Thursday, June 21, 2012

In which Auntie Jo lays down the law.

I love my job I love my job I love my job I love my job.

However.

People: Please research the symptoms of whatever disease or disorder you're going to try to mimic. Most physical troubles, including neurological ones, have a certain expected set of symptoms. Even conversion disorder has an expected course: while the physical manifestations of psychological stress might be weird and unexpected and unexplainable by other means, they're consistent.

A stutter that goes away with opiates is not a disease. It's an attempt to get drugs.

Likewise, there's a name for what you're doing: it's "abasia-astasia," and it means "No, she won't fall over and hurt herself; she'll only fall if I'm there to catch her or she's near something soft."

And frankly? If your weakness is distractable to the point that you yourself cannot remember which side you're weak on, I will call bullshit on your shenanigans and send you out the door tout suite.

I don't just have the population of Greater Sunnydale to thank for this; I have the combined Great Minds at Holy Kamole's emergency department. Therefore, I have some law to lay on them:

If you call and ask me to accept a stroke patient, you'd sure as shootin' better have done an NIH stroke assessment on that patient and be able to tell me his score. If you haven't, I'll tell you to call me back once you've assessed the patient, then hang up the phone gently.

Same deal if you call me with a patient who has a constellation of symptoms and you don't know his history. Same deal if you call me and say, "Well, we're not really sure what's going on, but we'd like to send him over to your NCCU."

Same fucking deal, dear doctors, if you call with a ninety-year-old, demented patient who has a temp of 38.2, whose labs show that he's dehydrated and has a UTI, and who is experiencing the same symptoms he had when he had his stroke two years ago. Incidentally, he's therapeutic on coumadin.
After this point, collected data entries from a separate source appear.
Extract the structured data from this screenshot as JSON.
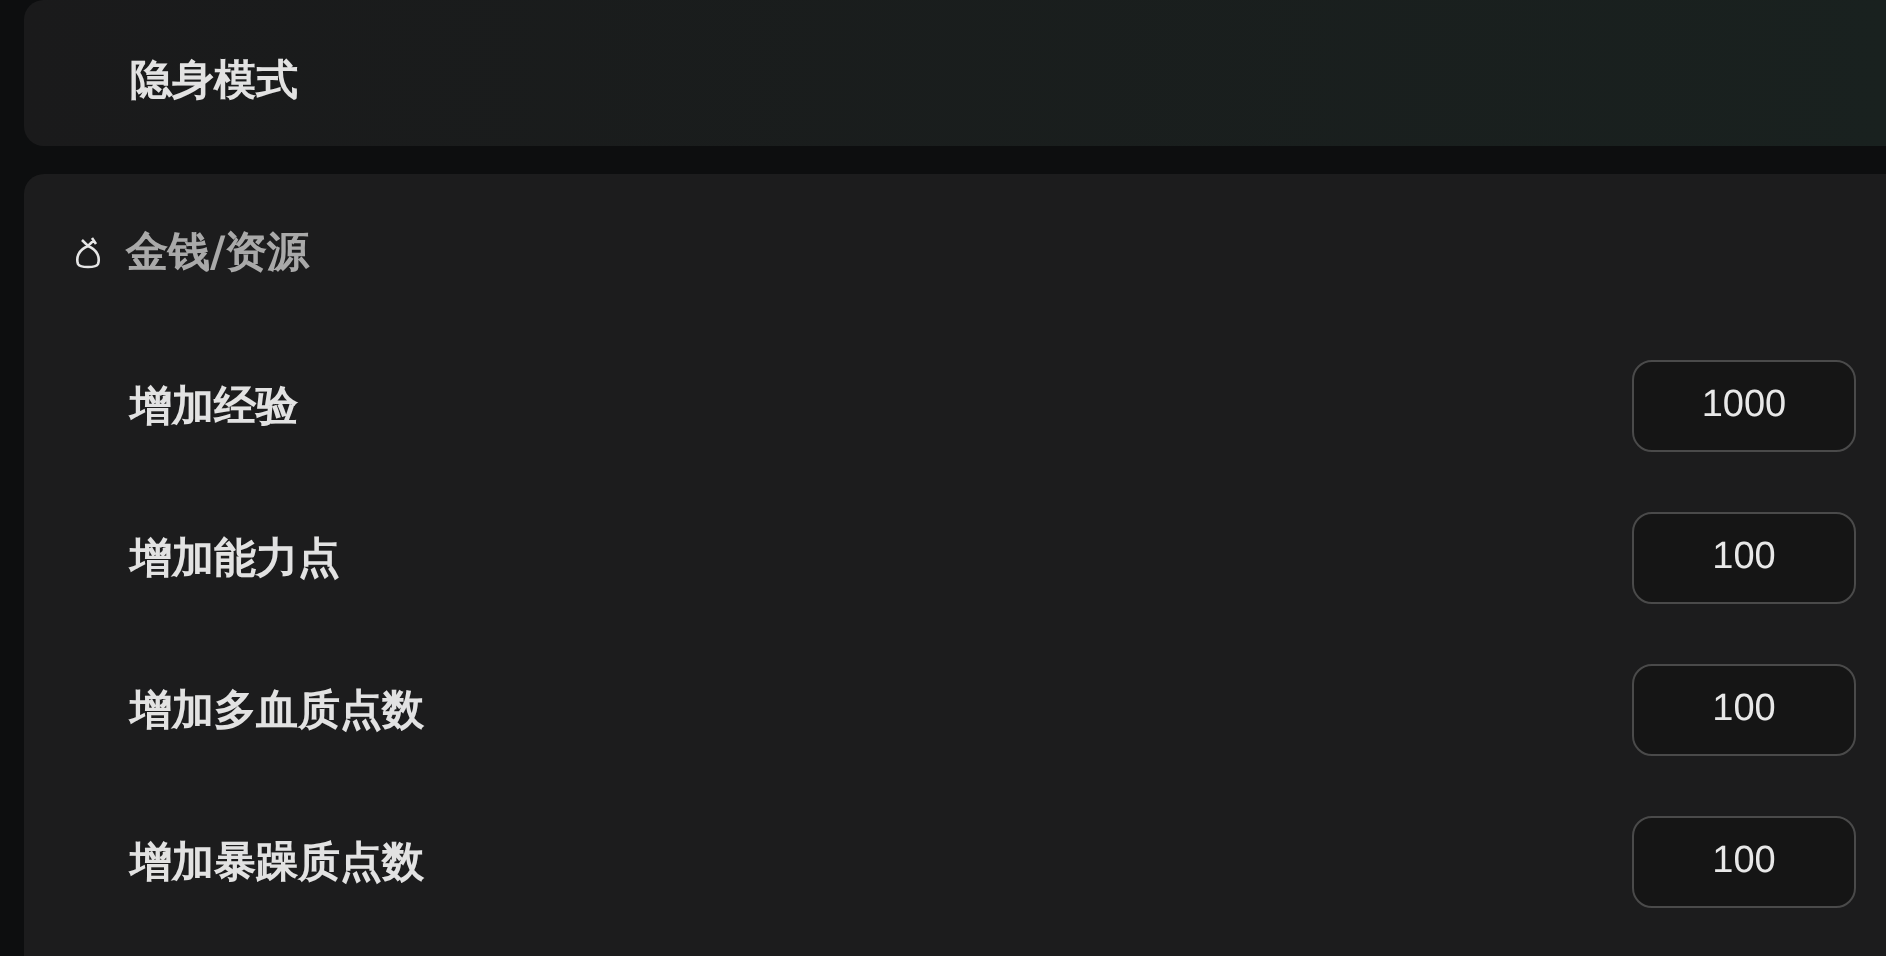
{
  "top_card": {
    "label": "隐身模式"
  },
  "section": {
    "title": "金钱/资源",
    "rows": [
      {
        "label": "增加经验",
        "value": "1000"
      },
      {
        "label": "增加能力点",
        "value": "100"
      },
      {
        "label": "增加多血质点数",
        "value": "100"
      },
      {
        "label": "增加暴躁质点数",
        "value": "100"
      }
    ]
  }
}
And, just as a reminder, if I accept this patient because I want to put a stop to your whining, but specify that he is to go to the regular neurology floor, do not under any circumstances then tell the bed board that I'd cleared him for a bed in the NCCU. The Wrath of Jo will be visited, not upon your grandchildren's grandchildren, but upon you, comprehensively and cheerfully.

This is because, as might be expected in a critical care unit, I actually have sick people to take care of. I got one on a Cardene drip, one with the most labile blood pressure I've ever seen, good Lord what is she doing going from 220 systolic to 77, maybe an abdominal binder would help, and one who is, sadly, getting ready to go home to Jesus due to a combination of factors, not least of which is an infection with some bacterium that only two people have ever gotten before. I got problems, in other words, because I got patients with problems.

Joe-Bob looking for a hit of dilly is not a problem. At least, he's not *my* problem. He's *your* problem. If you try to make him my problem, you'll have another problem, and probably a whole set of problems of varying, interesting types, right after that.

Thank you, as Katniss said, for your consideration.

Tuesday, June 12, 2012

This is what happens when I try to live like a normal person. . .

Neighbor Beth is here. She's wiping down the kitchen as I slowly, slooowly type this, for reasons which will become clear in a minute.

Those of you who follow me on Facebook will know that I had a cheerful afternoon of productve semi-drunkeness with Neighbor Beth (who is Not Good With Blood). After the prosecco had worn off, and with a liter of water and tea under my belt, I mandolined my right ring finger.

There was a sudden spray of blood. Then there was a heartfelt "Oh, SHIT" from me, as I realized that the suddenly-numb sensation in my right paw was due to my having halfway cut off my right ring finger. I tried everything: direct pressure, flour, glue: nothing worked for longer than I care to think about. Poor Beth, who hates her own blood and has a tenuous relationship with other people's blood, mopped up mine for the 40 minutes it took for shit to stop happenin'.

I'm more than a little annoyed that this happened while I was sober. Beth is more than a little annoyed that she had to scrub blood off my spice shelves. AND I had to throw away a perfectly good, blood-soaked tea towel.

None of the zucchini was affected, though. Which is good: we have a Pickle Party coming up in two weeks.

I kind of wish I'd accepted Beth's offer of another bottle of wine. My finger hurts.

Good Frogs. Has it been that long?

I see I haven't posted since the middle of last month. My apologies.

I've been working a lot, which means new stories for you! but I'm also between keyboards at the moment.

More later this week, I promise. Nothing horrible has happened; I've just been busy.